De la mirada general a la experiencia particular, bastaría la vivencia del extranjero que llega por Bogotá, para comprobar la naturaleza cafre de un colombiano según se comporta durante el aterrizaje. No ha terminado la nave su carreteo, cuando los connacionales han vuelto trizas los protocolos de seguridad, violentado las normas de cortesía y transgredido la ley del sentido común, al saltar alevosamente de sus sillas para emprender una lucha sin cuartel por los equipajes embutidos en los escaparates dispuestos para tal fin.
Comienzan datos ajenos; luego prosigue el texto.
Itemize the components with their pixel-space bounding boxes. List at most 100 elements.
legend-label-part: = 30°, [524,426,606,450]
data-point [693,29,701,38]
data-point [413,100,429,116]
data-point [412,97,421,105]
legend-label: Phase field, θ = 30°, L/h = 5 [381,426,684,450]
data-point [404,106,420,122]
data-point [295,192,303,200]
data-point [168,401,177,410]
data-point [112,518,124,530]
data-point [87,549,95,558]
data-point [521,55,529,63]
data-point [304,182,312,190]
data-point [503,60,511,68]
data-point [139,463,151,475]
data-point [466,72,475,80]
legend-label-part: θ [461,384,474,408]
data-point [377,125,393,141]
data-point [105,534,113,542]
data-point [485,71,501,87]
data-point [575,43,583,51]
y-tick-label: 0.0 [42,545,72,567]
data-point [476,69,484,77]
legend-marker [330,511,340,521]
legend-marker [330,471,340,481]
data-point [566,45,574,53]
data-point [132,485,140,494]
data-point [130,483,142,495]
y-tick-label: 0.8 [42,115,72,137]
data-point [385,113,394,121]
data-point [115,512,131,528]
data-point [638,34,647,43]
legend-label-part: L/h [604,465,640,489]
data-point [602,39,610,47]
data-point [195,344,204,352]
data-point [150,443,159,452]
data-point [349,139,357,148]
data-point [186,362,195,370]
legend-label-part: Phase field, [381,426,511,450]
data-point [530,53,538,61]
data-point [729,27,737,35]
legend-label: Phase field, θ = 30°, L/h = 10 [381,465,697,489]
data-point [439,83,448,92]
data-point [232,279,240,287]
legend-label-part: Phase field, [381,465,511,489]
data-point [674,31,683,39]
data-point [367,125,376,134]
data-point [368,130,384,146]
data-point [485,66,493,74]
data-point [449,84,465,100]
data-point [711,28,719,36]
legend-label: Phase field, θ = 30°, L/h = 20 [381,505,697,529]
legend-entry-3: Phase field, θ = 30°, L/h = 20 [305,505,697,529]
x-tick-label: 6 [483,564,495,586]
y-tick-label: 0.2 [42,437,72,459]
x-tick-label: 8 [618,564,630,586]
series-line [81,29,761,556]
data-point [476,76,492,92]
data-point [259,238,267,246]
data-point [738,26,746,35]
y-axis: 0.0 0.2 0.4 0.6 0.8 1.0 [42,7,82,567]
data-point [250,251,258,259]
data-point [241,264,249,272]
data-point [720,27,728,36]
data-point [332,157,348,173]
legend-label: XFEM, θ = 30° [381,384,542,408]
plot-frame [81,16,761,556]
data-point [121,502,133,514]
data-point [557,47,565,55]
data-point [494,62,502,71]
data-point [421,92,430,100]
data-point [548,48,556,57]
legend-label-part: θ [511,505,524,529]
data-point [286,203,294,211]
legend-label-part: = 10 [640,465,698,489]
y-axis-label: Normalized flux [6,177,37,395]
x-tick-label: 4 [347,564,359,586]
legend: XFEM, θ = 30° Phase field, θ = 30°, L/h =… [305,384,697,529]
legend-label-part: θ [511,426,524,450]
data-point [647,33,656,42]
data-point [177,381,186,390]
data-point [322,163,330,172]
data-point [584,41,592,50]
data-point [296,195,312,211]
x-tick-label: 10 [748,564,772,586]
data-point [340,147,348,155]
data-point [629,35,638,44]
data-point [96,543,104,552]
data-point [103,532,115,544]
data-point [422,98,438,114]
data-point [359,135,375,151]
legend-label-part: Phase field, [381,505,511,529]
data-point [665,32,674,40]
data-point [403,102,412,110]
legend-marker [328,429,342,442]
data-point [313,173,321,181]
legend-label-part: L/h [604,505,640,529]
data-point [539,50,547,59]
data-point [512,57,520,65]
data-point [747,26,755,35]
Desde luego, ya en el curso del vuelo no faltará quien se haya encaletado algunos objetos que con obvio carácter devolutivo provee la aerolínea: una revista, una frazada, una almohada, un par de audífonos y, ¿por qué no?, hasta un chaleco salvavidas, a lo cual tampoco faltará, ¿por qué no?, el invicto coleccionista de máscaras de oxígeno. A propósito, esto es lo que en el lenguaje coloquial se conoce como ser avión, que es una de las acepciones de cafre.

Ello, sin contar con que uno que otro viajero ya había sostenido un altercado con el prójimo por un codazo incidental o por el privilegio de la ventanilla, o agredido al personal de abordo porque el menú no incluía lechona, porque el licor de la carta no era gratuito o porque muchos se rehusaban a suspender sus aparatos electrónicos en el momento técnicamente indicado para hacerlo. Ni se diga sobre la costumbre tan extendida de quienes para dormir pretenden reclinar la silla al imposible de los 180 grados, sin importar que el usuario del puesto de atrás esté a punto de morir estrangulado, y que es uno de los hábitos detonantes de riñas y de trifulcas en los cielos que surcan los colombianos.

Visiones como la anterior rondan la memoria ingrata de Hannelore Vierschann, viuda del antropólogo alemán Hans Dieter Schönwemberg, cuando evoca su único viaje a Colombia, adonde la pareja voló atraída por esa especie de Crónicas de Narnia que pintaban algunas páginas de la web sobre la Sierra Nevada, Caño Cristales, San Agustín y la región del Amazonas, pero también destinos como Cartagena colonial y Villa de Leyva.

Tras una fila de tres horas para inmigrar, el tener los ojos azules y haber perdido su traductor electrónico durante el vuelo mientras dormían, fueron para este matrimonio como el pasaporte hacia la pesadilla. Para comenzar, los visitantes no sólo fueron objeto de las exigencias de unos buenos dólares por parte de cierto oficial de inmigración, sino víctimas del gremio de maleteros, que en gavilla les exigía cuantiosas propinas por la devolución de la única de las cinco valijas —para más señas violentada— que sobrevivió a la desaparición de su equipaje, armado para tres meses de estadía.

Una vez en la calle, entre el maremágnum propio de los alrededores de la puerta de salida de los pasajeros internacionales en Eldorado —infestados por el comercio informal que ofrece desde chitos, chicles, cigarrillos al menudeo, llamadas a celular, tinto en vasito desechable, voluntarios de todos los oficios, venta de lotería, CD's, la ultima novela de Vargas Llosa, lustre de calzado, hoteles baratos, cambio de moneda extranjera, hasta damas de compañía— lo único en que la atribulada pareja de Neunbrandenburgo atinó a echar mano aquella noche fue de la palabra que en casi todas las lenguas del mundo traduce lo mismo: ¡Taxi!